How do you handle dependency versioning and reproducible builds?
Quick Answer
Declare **loose, compatible version ranges** in your project's dependency list (`requests>=2.28,<3.0`) to allow reasonable updates, but **pin exact resolved versions** (including transitive dependencies) in a **lock file** (`poetry.lock`, `Pipfile.lock`, or a `pip-compile`-generated `requirements.txt`) for actual deployments — guaranteeing every environment (dev, CI, production) installs the identical set of package versions, not just versions that happen to satisfy the range at install time.
Detailed Answer
The problem: unpinned dependencies drift over time
# requirements.txt -- loose, no pinning
requests
django
pip install -r requirements.txt # today: gets requests 2.31, django 4.2
# ... three months later, on a fresh machine ...
pip install -r requirements.txt # gets requests 2.32, django 5.0 -- different versions!
Without pinning, "the same" requirements.txt can resolve to entirely
different package versions depending on when it's installed — a
transitive dependency's new release could introduce a breaking change or
a subtle behavior difference, and the bug only shows up on a fresh
install (a new developer's machine, a rebuilt CI image, a redeployed
production server), not in the environment where it was originally
tested.
The fix: separate "what I depend on" from "what I actually installed"
# pyproject.toml -- loose ranges, expressing compatibility intent
[project]
dependencies = [
"requests>=2.28,<3.0",
"django>=4.2,<5.0",
]
# poetry.lock / Pipfile.lock (generated, committed to version control)

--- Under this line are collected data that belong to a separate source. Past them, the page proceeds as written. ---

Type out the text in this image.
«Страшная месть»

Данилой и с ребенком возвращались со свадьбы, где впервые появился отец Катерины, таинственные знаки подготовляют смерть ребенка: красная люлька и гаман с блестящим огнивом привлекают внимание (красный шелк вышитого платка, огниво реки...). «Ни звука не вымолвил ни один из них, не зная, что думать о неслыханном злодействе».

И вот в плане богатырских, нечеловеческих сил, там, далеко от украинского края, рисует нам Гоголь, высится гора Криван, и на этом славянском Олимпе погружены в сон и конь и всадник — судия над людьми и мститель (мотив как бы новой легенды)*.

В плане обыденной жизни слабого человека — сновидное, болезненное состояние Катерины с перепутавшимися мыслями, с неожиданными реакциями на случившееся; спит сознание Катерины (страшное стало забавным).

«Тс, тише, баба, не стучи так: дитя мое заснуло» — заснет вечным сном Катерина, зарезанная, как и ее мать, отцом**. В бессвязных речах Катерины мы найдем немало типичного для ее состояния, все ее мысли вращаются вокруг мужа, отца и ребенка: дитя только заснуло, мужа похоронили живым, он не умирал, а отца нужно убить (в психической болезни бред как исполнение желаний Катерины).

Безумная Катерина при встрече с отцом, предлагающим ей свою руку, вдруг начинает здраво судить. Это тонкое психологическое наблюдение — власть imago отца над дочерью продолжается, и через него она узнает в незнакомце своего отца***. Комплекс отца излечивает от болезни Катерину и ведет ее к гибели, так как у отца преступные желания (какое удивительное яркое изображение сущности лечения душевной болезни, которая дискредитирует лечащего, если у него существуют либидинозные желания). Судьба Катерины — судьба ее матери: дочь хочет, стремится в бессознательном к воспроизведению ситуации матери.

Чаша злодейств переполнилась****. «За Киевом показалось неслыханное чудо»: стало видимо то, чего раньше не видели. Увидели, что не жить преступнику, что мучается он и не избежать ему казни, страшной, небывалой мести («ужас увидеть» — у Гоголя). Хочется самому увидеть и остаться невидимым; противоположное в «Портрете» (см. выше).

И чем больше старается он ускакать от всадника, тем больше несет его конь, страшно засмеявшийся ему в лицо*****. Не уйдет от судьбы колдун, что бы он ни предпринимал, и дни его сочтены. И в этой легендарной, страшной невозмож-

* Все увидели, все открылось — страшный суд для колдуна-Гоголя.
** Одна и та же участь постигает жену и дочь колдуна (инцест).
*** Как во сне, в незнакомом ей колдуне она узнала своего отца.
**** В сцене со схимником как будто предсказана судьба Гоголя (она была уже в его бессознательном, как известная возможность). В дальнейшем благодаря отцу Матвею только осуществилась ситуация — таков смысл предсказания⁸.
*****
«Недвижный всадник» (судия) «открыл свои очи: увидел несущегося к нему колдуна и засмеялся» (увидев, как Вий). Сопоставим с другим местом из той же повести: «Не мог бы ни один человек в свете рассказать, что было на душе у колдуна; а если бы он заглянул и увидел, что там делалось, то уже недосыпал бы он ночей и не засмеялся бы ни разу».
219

# exact, fully-resolved versions of EVERY dependency, including transitive ones:
requests==2.31.0
urllib3==2.0.7 <- a transitive dependency of requests, also pinned
django==4.2.7
sqlparse==0.4.4 <- a transitive dependency of django, also pinned
The pyproject.toml/Pipfile declares acceptable ranges (compatibility
intent — "any 2.x of requests is fine"); the lock file records the exact
versions that were actually resolved and tested, including every
transitive dependency, down to a fully reproducible tree — everyone
running poetry install/pipenv install from the same lock file gets
byte-for-byte identical dependency versions.
Achieving the same with plain pip: pip-tools
# requirements.in -- loose, human-maintained
requests>=2.28,<3.0
django>=4.2,<5.0
pip-compile requirements.in # generates requirements.txt with EVERY package pinned
pip install -r requirements.txt # exact, reproducible install
pip-compile (from pip-tools) fills the same role as poetry.lock for
projects using plain pip — a fully pinned, reproducible
requirements.txt generated from a loose, human-edited input file.
Why loose ranges still matter, not just exact pins everywhere
dependencies = ["requests==2.31.0"] # too strict for a LIBRARY's own dependency declaration
If a library (as opposed to a deployable application) pins exact versions for its own dependencies, it forces every consumer of that library into the exact same versions too — creating conflicts when two libraries in the same project pin incompatible exact versions of a shared dependency. Libraries should declare loose, compatible ranges; applications (the actual deployable unit) are what should carry a fully pinned lock file for their own reproducible deployment.
Security: keeping pinned dependencies from going stale
poetry update requests # deliberately bump one pinned dependency, re-lock
pip-audit # scan installed/locked dependencies for known CVEs
Pinning solves reproducibility but introduces a new responsibility:
dependencies need periodic, deliberate updates (not just "never touch
it again") to pull in security patches — tools like pip-audit,
Dependabot, or poetry show --outdated help surface when a pinned
version has a known vulnerability.
Interview-ready summary: Declare loose, compatible version ranges for
what a project depends on, but pin exact, fully-resolved versions
(including transitive dependencies) in a committed lock file
(poetry.lock, Pipfile.lock, or pip-compile's output) for actual
deployment reproducibility — and revisit those pins periodically for
security updates rather than freezing them permanently.